COAL exports through the Richards Bay Coal Terminal (RBCT) should hit 50 million tons (Mt) this year compared with last year’s 47.2Mt – but that depends on Transnet Freight Rail (TFR) maintaining performance improvements that have only become apparent in July.
That’s according to RBCT CEO Alan Waller who commented: “It has been tough going”. RBCT management is disappointed so far this year by Transnet because while it had set a budget target of 50Mt for 2024 there was hope 55Mt could be reached.
Interviewed on the sidelines of the Coal and Energy Transition Day conference in Johannesburg today, Waller said that coal exports during the first six months of 2024 had level-pegged at last year’s annualised rate of 47Mt.
“Throughput was pretty much flat – within a couple of hundred thousand tons of what we did last year – but in recent weeks we have seen a slight up-tick in the rail rate.
“For July month-to-date we are sitting at about a 55Mt/year rate so we are seeing the benefits of some of the work that has been done. It has been slow but it is starting to come through. The hope at this stage is that we should get to the 50Mt for the year.”
Asked where the improvements had come from Waller attributed the improved performance to “a couple of initiatives around signalling which added an additional six slots plus we have had a joint initiative where we have supported Transnet with buying batteries and compressors.

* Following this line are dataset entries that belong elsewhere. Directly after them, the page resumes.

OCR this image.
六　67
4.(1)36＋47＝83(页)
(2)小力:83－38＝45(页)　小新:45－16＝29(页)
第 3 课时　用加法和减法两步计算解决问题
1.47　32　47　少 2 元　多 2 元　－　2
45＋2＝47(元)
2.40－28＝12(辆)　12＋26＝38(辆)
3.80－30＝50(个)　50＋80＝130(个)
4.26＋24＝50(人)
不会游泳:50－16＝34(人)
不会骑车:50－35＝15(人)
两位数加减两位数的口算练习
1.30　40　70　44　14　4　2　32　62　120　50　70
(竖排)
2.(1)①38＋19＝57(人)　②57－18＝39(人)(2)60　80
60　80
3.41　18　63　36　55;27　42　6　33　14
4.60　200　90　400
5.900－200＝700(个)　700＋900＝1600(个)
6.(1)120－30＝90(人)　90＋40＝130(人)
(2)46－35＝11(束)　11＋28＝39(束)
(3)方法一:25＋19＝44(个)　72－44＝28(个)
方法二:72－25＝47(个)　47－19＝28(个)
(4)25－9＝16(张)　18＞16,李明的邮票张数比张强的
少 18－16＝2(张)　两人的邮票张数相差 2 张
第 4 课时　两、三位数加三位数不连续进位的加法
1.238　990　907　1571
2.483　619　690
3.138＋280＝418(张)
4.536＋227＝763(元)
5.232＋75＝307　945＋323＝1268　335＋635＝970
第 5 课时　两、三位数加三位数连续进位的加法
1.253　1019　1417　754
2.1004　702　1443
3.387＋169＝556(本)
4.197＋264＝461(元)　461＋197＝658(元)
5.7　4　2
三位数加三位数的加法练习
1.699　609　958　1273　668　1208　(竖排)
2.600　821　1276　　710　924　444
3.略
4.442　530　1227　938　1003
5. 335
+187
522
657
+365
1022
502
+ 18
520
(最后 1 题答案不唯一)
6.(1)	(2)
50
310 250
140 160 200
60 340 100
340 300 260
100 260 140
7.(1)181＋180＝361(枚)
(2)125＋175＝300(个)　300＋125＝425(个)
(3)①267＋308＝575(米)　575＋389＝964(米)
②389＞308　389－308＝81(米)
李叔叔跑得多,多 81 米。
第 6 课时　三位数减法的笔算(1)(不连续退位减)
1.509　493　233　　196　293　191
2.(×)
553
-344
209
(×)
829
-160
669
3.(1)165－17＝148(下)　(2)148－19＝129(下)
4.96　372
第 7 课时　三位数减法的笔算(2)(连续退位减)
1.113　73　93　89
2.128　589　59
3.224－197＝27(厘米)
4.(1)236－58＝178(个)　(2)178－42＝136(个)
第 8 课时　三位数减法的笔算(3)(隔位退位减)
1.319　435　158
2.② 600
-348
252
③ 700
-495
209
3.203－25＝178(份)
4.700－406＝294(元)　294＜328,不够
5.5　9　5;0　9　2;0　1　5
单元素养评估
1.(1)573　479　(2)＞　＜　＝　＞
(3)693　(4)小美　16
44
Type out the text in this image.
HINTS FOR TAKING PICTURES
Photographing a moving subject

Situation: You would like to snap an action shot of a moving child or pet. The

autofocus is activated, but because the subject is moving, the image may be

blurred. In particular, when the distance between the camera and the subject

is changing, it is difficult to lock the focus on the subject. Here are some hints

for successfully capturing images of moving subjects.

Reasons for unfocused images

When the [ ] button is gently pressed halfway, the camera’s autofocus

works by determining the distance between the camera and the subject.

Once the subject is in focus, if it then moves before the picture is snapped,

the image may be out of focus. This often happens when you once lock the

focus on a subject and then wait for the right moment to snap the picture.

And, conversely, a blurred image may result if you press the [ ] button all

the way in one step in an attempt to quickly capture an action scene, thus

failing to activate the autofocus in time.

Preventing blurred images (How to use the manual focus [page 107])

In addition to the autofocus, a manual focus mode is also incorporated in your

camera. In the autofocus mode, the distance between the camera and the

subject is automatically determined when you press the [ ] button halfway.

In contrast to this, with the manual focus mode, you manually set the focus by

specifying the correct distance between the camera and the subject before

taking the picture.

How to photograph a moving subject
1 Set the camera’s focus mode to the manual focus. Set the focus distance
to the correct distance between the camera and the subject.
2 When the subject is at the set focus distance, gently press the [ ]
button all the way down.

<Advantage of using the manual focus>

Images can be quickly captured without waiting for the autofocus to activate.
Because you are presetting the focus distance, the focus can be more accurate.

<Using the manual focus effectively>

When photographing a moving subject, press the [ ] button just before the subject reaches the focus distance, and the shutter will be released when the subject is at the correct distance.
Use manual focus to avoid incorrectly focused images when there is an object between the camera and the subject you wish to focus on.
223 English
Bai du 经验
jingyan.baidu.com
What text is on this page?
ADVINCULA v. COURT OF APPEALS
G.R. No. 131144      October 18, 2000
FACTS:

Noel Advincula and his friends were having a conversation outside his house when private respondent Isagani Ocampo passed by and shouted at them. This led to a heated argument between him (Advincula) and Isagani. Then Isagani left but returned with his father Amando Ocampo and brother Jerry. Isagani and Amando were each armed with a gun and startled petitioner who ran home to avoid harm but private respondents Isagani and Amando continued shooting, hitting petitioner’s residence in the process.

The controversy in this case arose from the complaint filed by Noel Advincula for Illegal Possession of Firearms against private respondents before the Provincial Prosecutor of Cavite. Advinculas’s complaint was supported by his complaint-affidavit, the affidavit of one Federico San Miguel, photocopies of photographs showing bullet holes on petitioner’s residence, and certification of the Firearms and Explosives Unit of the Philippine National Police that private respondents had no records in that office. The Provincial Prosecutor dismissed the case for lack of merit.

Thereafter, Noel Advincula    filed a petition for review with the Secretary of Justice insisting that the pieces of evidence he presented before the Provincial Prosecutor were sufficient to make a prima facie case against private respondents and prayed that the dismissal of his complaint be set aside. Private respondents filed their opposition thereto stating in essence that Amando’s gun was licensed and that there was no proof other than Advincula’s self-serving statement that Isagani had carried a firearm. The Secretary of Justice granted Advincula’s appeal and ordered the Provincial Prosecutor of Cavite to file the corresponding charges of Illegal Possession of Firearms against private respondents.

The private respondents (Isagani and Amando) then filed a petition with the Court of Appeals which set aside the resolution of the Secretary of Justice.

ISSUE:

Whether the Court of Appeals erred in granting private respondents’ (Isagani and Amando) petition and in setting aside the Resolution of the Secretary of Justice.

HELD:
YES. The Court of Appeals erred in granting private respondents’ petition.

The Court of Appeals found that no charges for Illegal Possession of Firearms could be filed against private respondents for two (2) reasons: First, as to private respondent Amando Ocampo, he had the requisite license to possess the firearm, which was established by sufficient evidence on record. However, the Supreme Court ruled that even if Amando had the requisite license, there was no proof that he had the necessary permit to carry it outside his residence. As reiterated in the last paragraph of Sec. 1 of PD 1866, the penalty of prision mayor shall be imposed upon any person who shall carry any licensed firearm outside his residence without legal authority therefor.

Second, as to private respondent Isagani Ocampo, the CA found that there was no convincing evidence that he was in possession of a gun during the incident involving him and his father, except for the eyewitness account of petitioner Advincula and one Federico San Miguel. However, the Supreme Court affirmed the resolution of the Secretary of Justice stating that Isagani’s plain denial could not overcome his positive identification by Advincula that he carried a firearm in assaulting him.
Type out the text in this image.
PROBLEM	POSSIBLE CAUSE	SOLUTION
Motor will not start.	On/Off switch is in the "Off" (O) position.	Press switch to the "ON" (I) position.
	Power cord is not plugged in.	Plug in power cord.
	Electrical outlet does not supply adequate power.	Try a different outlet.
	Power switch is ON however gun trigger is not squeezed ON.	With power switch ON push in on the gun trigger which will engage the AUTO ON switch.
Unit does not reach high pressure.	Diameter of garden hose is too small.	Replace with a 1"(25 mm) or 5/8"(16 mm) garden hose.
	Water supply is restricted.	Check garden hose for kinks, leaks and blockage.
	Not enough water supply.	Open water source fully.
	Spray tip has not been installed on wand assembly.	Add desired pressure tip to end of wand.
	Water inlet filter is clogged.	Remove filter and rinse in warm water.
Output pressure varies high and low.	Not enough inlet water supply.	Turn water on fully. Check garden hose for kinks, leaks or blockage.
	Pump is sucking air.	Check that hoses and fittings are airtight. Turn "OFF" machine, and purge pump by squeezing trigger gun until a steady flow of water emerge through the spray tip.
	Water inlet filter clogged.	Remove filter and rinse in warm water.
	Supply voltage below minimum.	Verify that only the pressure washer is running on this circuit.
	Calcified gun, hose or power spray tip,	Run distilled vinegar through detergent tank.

“Those are delivered and installed so we are starting to see some reliability coming through in some of the rolling stock fleet. There are also a lot of maintenance and other initiatives happening within Transnet which are starting to come together.”
Waller confirmed earlier reports that these purchases had been made by the coal exporters on behalf of Transnet which was paying the money back to them through a rebate on rail tariffs. “It’s a tough process with lots of challenges on the line. We are definitely moving in the right direction although a bit slower than we would have liked,” Waller said.